The sector adding one job every hour

THE resources sector has created a new job every 57 minutes and nearly a third of all new positions in the state over the past 15 months, according to the latest ABS figures.

Total employment in the booming resources sector surged 21 per cent in that period and the industry has pointed to a glut of current vacancies and the return of a mothballed coal mine as evidence the jobs boom will continue.

Queensland Resources Council chief executive Ian Macfarlane said 11,588 resources jobs were created in the 15 months after the Palaszczuk Government won its second term in late 2017.

"That's the equivalent of a new job in the Queensland resources sector every 57 minutes," he said.

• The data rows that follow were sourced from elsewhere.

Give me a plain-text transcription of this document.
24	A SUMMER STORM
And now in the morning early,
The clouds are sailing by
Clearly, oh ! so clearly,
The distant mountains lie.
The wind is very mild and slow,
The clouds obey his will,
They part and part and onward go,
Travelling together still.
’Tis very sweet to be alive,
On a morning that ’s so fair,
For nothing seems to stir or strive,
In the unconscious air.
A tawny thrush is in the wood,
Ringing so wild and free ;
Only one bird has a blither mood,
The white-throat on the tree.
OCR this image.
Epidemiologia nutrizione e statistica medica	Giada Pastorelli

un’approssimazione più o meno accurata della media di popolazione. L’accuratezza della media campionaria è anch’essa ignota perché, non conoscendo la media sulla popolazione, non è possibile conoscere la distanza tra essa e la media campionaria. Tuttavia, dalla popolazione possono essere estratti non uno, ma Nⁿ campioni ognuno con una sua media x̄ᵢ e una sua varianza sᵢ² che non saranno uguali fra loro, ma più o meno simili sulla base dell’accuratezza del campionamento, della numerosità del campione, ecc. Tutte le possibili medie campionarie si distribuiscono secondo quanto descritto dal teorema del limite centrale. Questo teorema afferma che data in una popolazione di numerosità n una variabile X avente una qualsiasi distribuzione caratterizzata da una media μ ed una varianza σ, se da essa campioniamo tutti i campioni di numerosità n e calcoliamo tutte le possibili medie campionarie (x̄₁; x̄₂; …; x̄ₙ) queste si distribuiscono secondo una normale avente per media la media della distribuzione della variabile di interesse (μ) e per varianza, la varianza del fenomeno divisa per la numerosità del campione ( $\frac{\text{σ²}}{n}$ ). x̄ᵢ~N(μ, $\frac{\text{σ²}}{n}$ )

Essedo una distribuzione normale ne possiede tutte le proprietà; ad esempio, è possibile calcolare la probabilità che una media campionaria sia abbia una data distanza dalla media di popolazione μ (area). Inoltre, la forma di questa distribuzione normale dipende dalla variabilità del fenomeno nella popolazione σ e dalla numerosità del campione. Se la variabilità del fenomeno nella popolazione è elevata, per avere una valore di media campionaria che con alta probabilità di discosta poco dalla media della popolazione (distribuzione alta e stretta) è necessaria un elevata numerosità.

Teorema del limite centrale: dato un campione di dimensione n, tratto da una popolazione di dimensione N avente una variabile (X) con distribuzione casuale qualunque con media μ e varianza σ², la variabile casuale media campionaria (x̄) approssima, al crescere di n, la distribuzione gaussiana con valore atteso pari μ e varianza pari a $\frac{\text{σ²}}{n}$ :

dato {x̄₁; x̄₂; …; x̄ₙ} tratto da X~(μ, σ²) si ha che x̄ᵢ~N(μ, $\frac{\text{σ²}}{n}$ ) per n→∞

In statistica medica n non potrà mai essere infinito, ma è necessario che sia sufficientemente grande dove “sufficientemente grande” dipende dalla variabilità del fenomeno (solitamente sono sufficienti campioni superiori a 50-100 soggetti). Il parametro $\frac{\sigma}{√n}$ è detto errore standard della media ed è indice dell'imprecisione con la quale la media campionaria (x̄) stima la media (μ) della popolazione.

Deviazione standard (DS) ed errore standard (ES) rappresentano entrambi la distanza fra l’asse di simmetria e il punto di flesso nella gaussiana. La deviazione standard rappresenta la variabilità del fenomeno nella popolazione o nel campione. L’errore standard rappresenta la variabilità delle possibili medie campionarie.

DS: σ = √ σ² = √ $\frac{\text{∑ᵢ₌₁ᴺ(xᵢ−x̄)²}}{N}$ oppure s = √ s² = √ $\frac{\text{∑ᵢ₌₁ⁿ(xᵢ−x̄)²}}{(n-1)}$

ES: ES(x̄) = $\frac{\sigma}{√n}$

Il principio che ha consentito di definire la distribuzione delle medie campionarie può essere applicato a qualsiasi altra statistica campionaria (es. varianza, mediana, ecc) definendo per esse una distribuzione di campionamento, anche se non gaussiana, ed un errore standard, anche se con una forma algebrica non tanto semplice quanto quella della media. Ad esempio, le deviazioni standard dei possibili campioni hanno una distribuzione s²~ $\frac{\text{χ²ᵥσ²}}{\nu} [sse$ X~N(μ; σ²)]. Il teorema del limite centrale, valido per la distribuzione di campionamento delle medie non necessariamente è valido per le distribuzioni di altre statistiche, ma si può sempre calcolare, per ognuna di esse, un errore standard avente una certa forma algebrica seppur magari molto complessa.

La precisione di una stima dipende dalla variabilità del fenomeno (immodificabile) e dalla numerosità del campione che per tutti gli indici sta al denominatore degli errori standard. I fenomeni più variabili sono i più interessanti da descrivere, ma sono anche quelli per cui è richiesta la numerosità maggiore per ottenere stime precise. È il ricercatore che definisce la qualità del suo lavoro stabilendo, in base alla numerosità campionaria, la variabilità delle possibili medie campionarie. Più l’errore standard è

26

"Last year, the industry created a new job every hour in Queensland. We are doing even better. Across the Queensland economy, 40,000 jobs were created over the same 15-month period."

The jobs figures arrived as a report from the Federal Government's chief economist forecast strong market conditions for major Queensland commodities including metallurgical and thermal coal, LNG, bauxite, copper and zinc.

 

QRC CEO Ian Macfarlane and Resources Minister Matt Canavan expect coal to help deliver more jobs to struggling parts of Queensland.
QRC CEO Ian Macfarlane and Resources Minister Matt Canavan expect coal to help deliver more jobs to struggling parts of Queensland.

"A strong and supported Queensland resources sector means a stronger Queensland," Mr Macfarlane said.

"Based on these projections, including growing demand from India and South-East Asia, means even more exports, even more royalty taxes and even more jobs for Queensland."

There are currently more than 1300 resources vacancies in the state with more on the horizon after Japanese company Sojitz this week finalised its purchase of the mothballed BHP Mitsubishi Gregory Crinum coal mine.

The mine, northwest of Emerald, has been in care since 2016 but Sojitz has earmarked production to restart in the first half of this year after it's $100 million acquisition.

Mr Macfarlane said the improved outlook for key commodities in Queensland would only result in more jobs and tax dollars if there was stable and predictable policy and royalty tax rates in the state.

"The reality is that Queensland is a leading supplier of coal, LNG, bauxite, copper and zinc, but we are not alone," he said.

"Haphazard or anti-investment policy will only allow our competitors to improve their market share, attract new investment, create new jobs and return more taxes to their own governments."